Despite the law, Alabama ranked No. 3 in the nation last year in removal of a dozen Confederate monuments. One of the monuments that remains received national attention in 2016, in Demopolis, after a police cruiser slammed into it and destroyed the Confederate soldier statue that long stood atop it. City officials, following extensive debate on the future of the structure, determined to replace the soldier statue with an obelisk inscribed to memorialize dead Confederate soldiers.
Giggie, the professor at the University of Alabama, said the challenge for state and local officials is whether they are interested in investing into truth-telling about its past.
“This is a hidden history,” said Giggie. “Part of (the reason it’s hidden) is because the physical infrastructure of travel in the 21st century doesn’t always take you there. That’s one step in creating that history, and when you get there, you need more stories and museums.”
‘LONG OVERDUE’
Wayne Flynt, an Alabama historian and professor emeritus at Auburn University, said the prospects of cultural tourism could provide a boost for one of the poorest regions in the state.

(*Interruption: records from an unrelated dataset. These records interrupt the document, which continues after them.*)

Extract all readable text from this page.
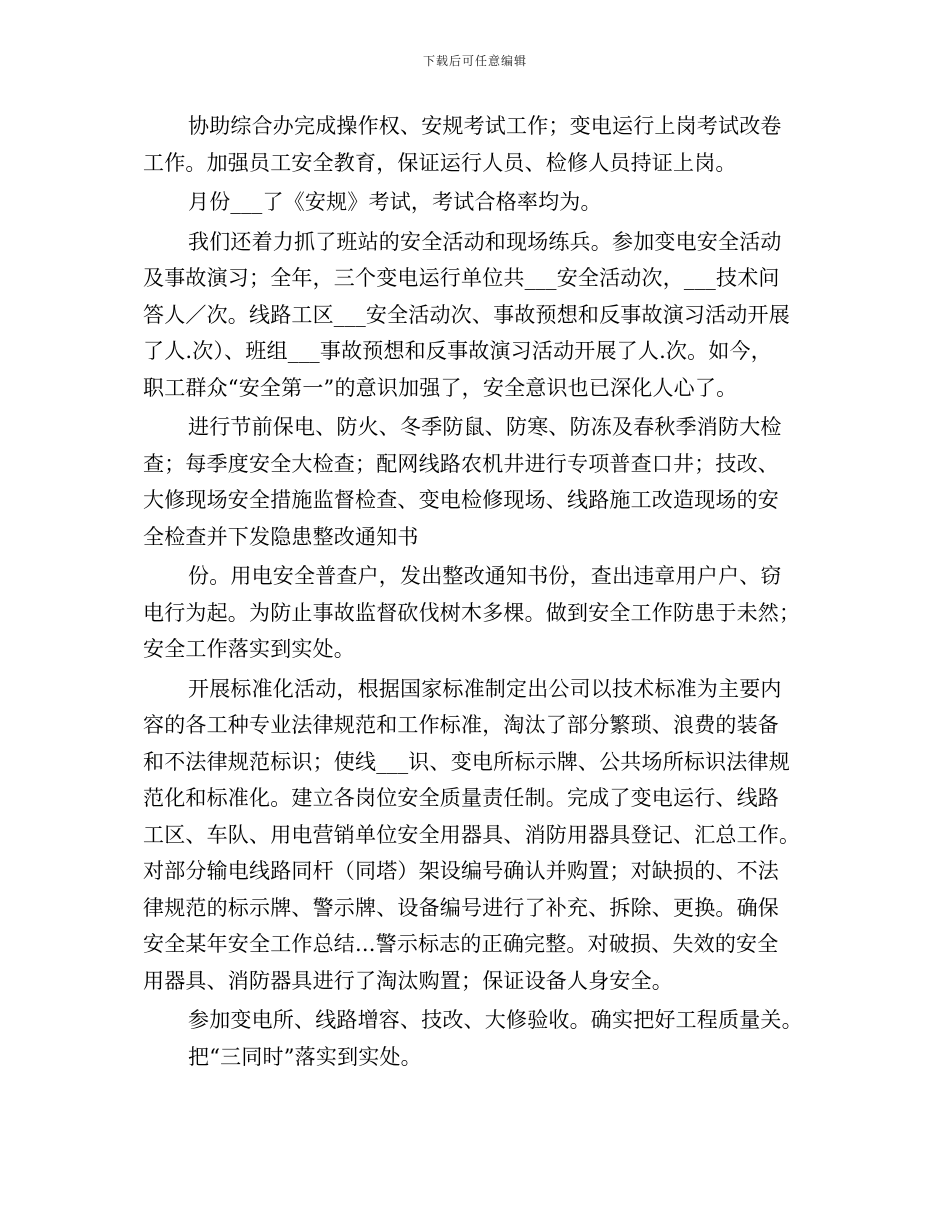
下载后可任意编辑
协助综合办完成操作权、安规考试工作；变电运行上岗考试改卷
工作。加强员工安全教育，保证运行人员、检修人员持证上岗。
月份___了《安规》考试，考试合格率均为。
我们还着力抓了班站的安全活动和现场练兵。参加变电安全活动
及事故演习；全年，三个变电运行单位共___安全活动次，___技术问
答人／次。线路工区___安全活动次、事故预想和反事故演习活动开展
了人.次）、班组___事故预想和反事故演习活动开展了人.次。如今，
职工群众“安全第一”的意识加强了，安全意识也已深化人心了。
进行节前保电、防火、冬季防鼠、防寒、防冻及春秋季消防大检
查；每季度安全大检查；配网线路农机井进行专项普查口井；技改、
大修现场安全措施监督检查、变电检修现场、线路施工改造现场的安
全检查并下发隐患整改通知书
份。用电安全普查户，发出整改通知书份，查出违章用户户、窃
电行为起。为防止事故监督砍伐树木多棵。做到安全工作防患于未然；
安全工作落实到实处。
开展标准化活动，根据国家标准制定出公司以技术标准为主要内
容的各工种专业法律规范和工作标准，淘汰了部分繁琐、浪费的装备
和不法律规范标识；使线___识、变电所标示牌、公共场所标识法律规
范化和标准化。建立各岗位安全质量责任制。完成了变电运行、线路
工区、车队、用电营销单位安全用器具、消防用器具登记、汇总工作。
对部分输电线路同杆（同塔）架设编号确认并购置；对缺损的、不法
律规范的标示牌、警示牌、设备编号进行了补充、拆除、更换。确保
安全某年安全工作总结...警示标志的正确完整。对破损、失效的安全
用器具、消防器具进行了淘汰购置；保证设备人身安全。
参加变电所、线路增容、技改、大修验收。确实把好工程质量关。
把“三同时”落实到实处。
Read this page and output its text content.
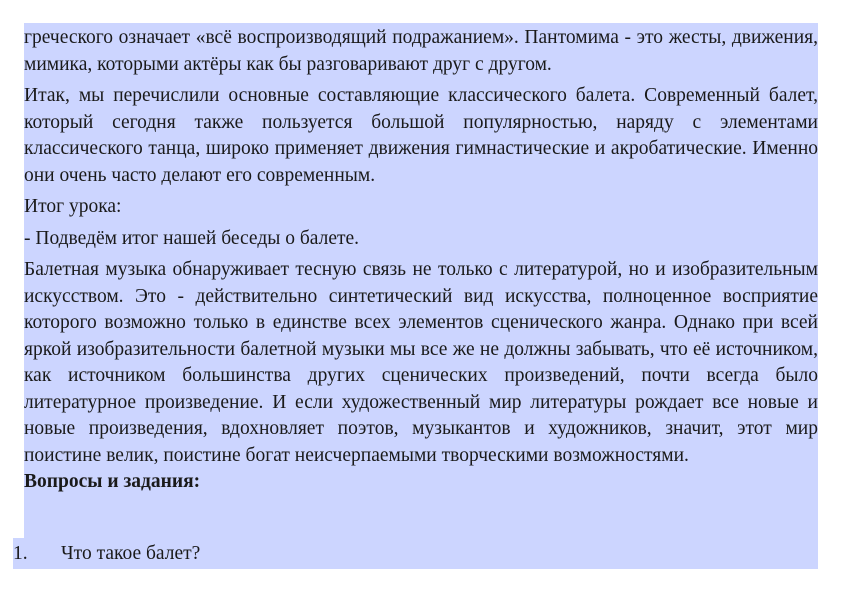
греческого означает «всё воспроизводящий подражанием». Пантомима - это жесты, движения, мимика, которыми актёры как бы разговаривают друг с другом.

Итак, мы перечислили основные составляющие классического балета. Современный балет, который сегодня также пользуется большой популярностью, наряду с элементами классического танца, широко применяет движения гимнастические и акробатические. Именно они очень часто делают его современным.

Итог урока:

- Подведём итог нашей беседы о балете.

Балетная музыка обнаруживает тесную связь не только с литературой, но и изобразительным искусством. Это - действительно синтетический вид искусства, полноценное восприятие которого возможно только в единстве всех элементов сценического жанра. Однако при всей яркой изобразительности балетной музыки мы все же не должны забывать, что её источником, как источником большинства других сценических произведений, почти всегда было литературное произведение. И если художественный мир литературы рождает все новые и новые произведения, вдохновляет поэтов, музыкантов и художников, значит, этот мир поистине велик, поистине богат неисчерпаемыми творческими возможностями.

Вопросы и задания:

1. Что такое балет?
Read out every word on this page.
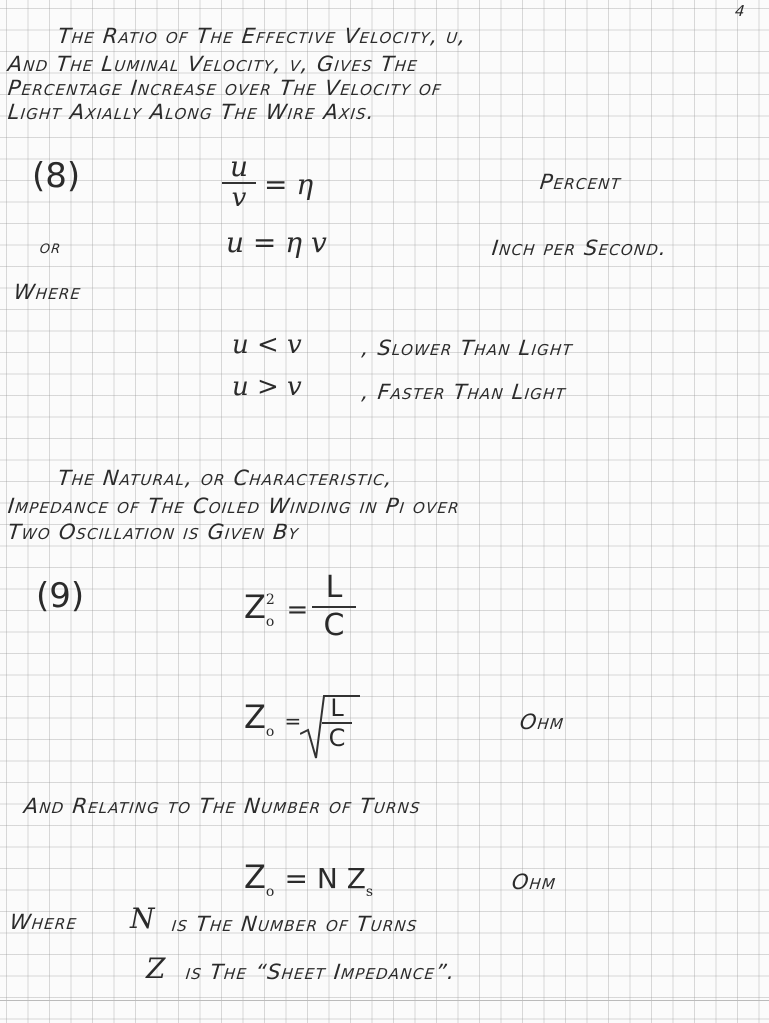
4
The Ratio of The Effective Velocity, u,
And The Luminal Velocity, v, Gives The
Percentage Increase over The Velocity of
Light Axially Along The Wire Axis.
(8)	u
v = η	Percent
or	u = η v	Inch per Second.
Where
u < v	, Slower Than Light
u > v	, Faster Than Light
The Natural, or Characteristic,
Impedance of The Coiled Winding in Pi over
Two Oscillation is Given By
(9)	$Z^2_o$ =
L
C
$Z_o$ =	L
C
Ohm
And Relating to The Number of Turns
$Z_o = N$ $Z_s$	Ohm
Where N is The Number of Turns
Z is The “Sheet Impedance”.
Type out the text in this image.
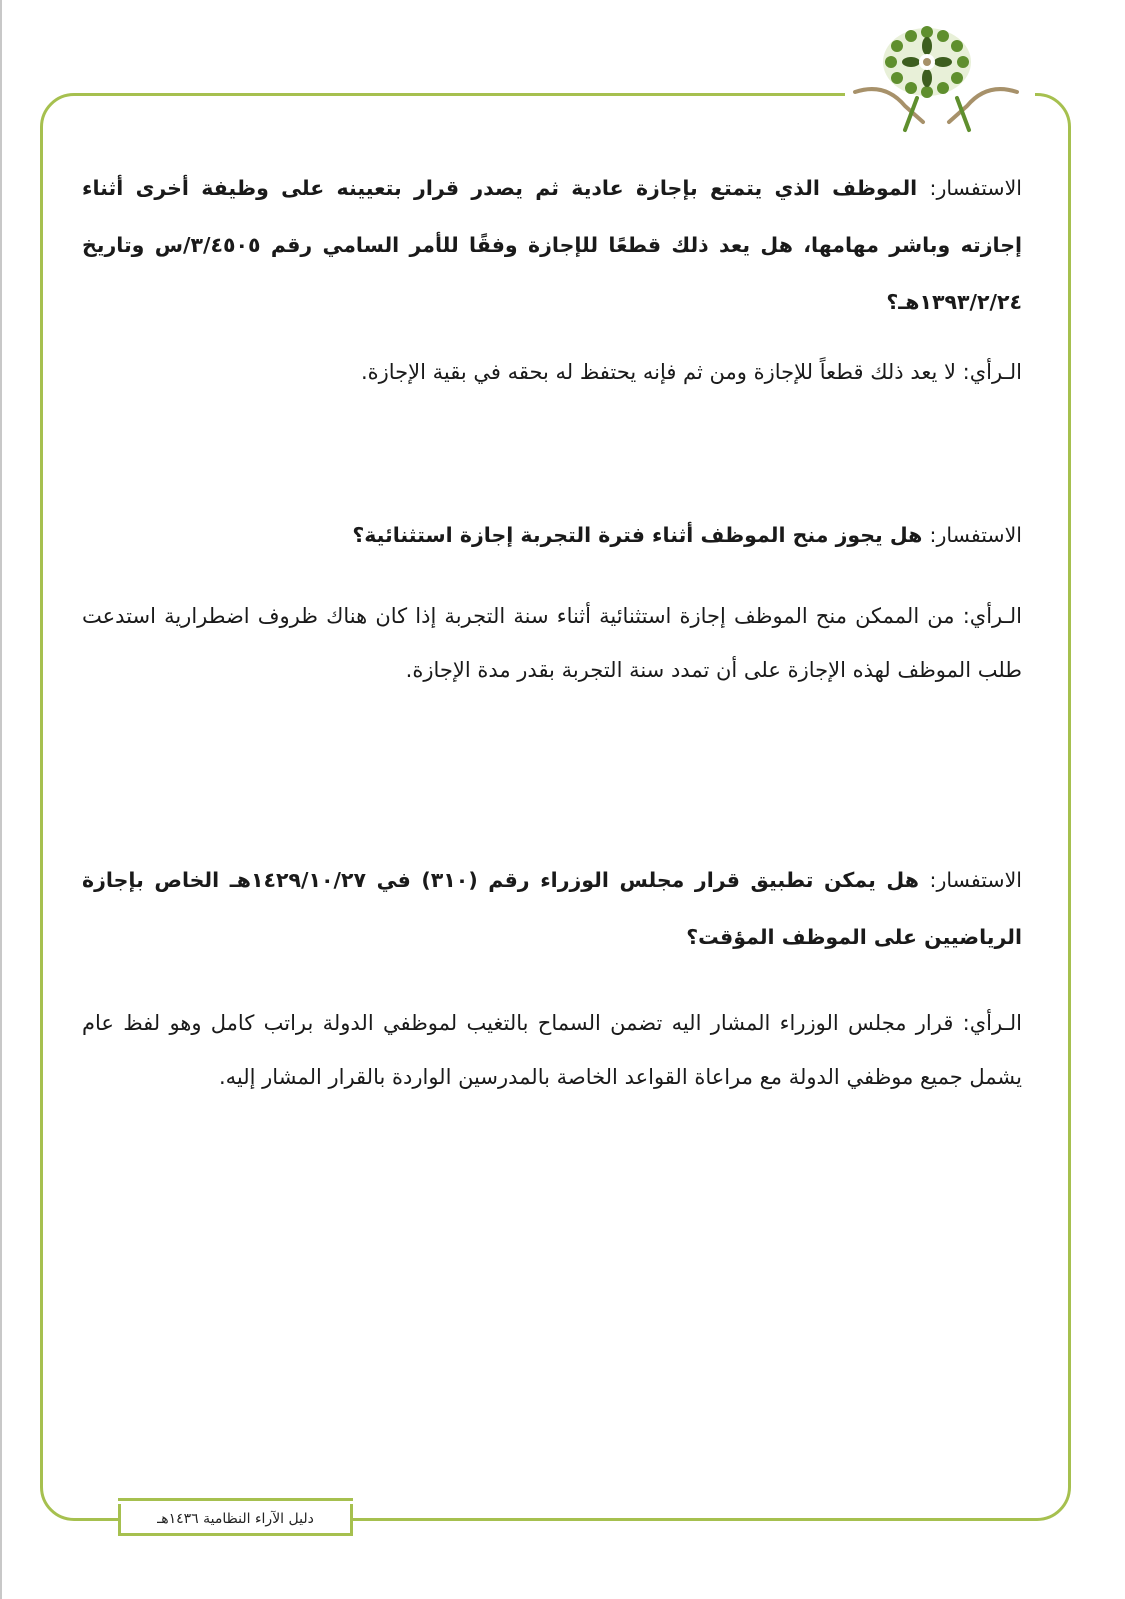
الاستفسار: الموظف الذي يتمتع بإجازة عادية ثم يصدر قرار بتعيينه على وظيفة أخرى أثناء إجازته وباشر مهامها، هل يعد ذلك قطعًا للإجازة وفقًا للأمر السامي رقم ٣/٤٥٠٥/س وتاريخ ١٣٩٣/٢/٢٤هـ؟

الـرأي: لا يعد ذلك قطعاً للإجازة ومن ثم فإنه يحتفظ له بحقه في بقية الإجازة.

الاستفسار: هل يجوز منح الموظف أثناء فترة التجربة إجازة استثنائية؟

الـرأي: من الممكن منح الموظف إجازة استثنائية أثناء سنة التجربة إذا كان هناك ظروف اضطرارية استدعت طلب الموظف لهذه الإجازة على أن تمدد سنة التجربة بقدر مدة الإجازة.

الاستفسار: هل يمكن تطبيق قرار مجلس الوزراء رقم (٣١٠) في ١٤٢٩/١٠/٢٧هـ الخاص بإجازة الرياضيين على الموظف المؤقت؟

الـرأي: قرار مجلس الوزراء المشار اليه تضمن السماح بالتغيب لموظفي الدولة براتب كامل وهو لفظ عام يشمل جميع موظفي الدولة مع مراعاة القواعد الخاصة بالمدرسين الواردة بالقرار المشار إليه.

دليل الآراء النظامية ١٤٣٦هـ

Though he is not a fan of transportation projects in general, Flynt said a widened U.S. 43 could “open up” a region that makes it more accessible to tourism and economic development.
“It is long overdue,” said Flynt. “Since the end of the Civil War, (the Black Belt region) has been in decline as Blacks moved away and economic opportunity slowly declined. Now they are the poorest places in America, mainly supporting outside-owned timber plantations. Health and education abound. Yet, the prospects of cultural tourism are enormous as are the indigenous crafts such as pottery making and gospel music, and other crafts on display at Black Belt Treasures in Camden, a gem of a tow but not easy to access or learn about.”
Flynt said the Black Belt region needs a north-south highway in the western part of Alabama that connects Memphis to Mobile, and a highway that moves west from Montgomery to Jackson, Mississippi.
“It is a beautiful drive with wonderful vistas, history and culture and could be a huge shot in the arm to the poorest part of Alabama,” he said.